Werkeinführung: Anton Bruckner - Sinfonie d-Moll "Nullte"

Von Torsten Möller

Anton Bruckners ständiger Wegbegleiter war der Zweifel. Lebenslang arbeitete er seine Werke um. Mal schienen ihm Passagen zu lang, mal genügte die Instrumentation nicht seinen Ansprüchen, mal verunsicherten ihn die Kritiker. Die steten Revisionen hatten Folgen: Welche Fassung einer Sinfonie nun die endgültige sei, beschäftigte nicht wenige Musikforscher:innen. Mit all dem Kramen und Suchen hat jedenfalls auch die eher ungewöhnliche Bezeichnung "nullte" Sinfonie zu tun.

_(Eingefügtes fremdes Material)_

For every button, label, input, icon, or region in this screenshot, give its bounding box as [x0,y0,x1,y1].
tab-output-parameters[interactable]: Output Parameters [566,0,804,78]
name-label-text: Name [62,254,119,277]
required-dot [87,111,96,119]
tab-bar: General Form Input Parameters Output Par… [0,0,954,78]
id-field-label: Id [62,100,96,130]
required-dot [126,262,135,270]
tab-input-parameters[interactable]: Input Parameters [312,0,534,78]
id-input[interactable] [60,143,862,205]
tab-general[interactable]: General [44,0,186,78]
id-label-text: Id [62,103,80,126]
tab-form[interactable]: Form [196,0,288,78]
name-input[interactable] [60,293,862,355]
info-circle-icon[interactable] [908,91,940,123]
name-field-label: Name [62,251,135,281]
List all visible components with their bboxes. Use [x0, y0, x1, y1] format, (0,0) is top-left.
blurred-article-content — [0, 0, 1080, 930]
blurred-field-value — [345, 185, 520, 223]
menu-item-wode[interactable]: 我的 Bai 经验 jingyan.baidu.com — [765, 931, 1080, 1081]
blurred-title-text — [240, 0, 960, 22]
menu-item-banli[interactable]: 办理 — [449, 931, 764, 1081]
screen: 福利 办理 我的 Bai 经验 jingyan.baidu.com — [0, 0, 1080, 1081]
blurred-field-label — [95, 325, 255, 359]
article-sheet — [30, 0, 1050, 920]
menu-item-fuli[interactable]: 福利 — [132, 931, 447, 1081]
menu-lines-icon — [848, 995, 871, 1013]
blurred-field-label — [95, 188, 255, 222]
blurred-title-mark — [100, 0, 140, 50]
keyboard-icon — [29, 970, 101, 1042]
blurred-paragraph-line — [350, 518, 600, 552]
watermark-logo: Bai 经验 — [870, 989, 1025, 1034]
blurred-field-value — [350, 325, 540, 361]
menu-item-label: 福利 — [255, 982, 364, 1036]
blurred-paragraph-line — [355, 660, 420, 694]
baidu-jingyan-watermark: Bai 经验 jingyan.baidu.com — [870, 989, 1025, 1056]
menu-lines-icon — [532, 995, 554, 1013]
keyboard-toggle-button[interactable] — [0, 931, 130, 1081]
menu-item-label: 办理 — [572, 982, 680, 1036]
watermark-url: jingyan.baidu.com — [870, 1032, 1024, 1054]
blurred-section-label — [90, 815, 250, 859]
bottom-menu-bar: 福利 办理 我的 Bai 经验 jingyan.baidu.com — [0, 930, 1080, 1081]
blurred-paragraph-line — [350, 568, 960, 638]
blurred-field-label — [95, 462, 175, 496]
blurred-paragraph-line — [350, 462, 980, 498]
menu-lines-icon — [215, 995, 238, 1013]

Im Grunde ist die "Nullte" die zweite, zumindest chronologisch gesehen. Da die Forschung lange und fälschlicherweise von den Entstehungsjahren 1863/64 ausgegangen war, stand sie aber vor der 1. Sinfonie von 1866. Erschwerend kam hinzu: Anton Bruckner zog die "Nullte" 1871 zurück, indem er die Partitur mit den Zusätzen "ungiltig", "verworfen", ja gar "ganz nichtig" versah. Erst als alle neun seiner offiziell nummerierten Sinfonien sich etabliert hatten, kam die "Nullte" 1924 komplett zur Aufführung. Man hätte sie umtaufen können, etwa in Sinfonie Nr. 1,5. Aber so ist es halt mit der Tradition. Sie ist zäh – und manchmal unlogisch.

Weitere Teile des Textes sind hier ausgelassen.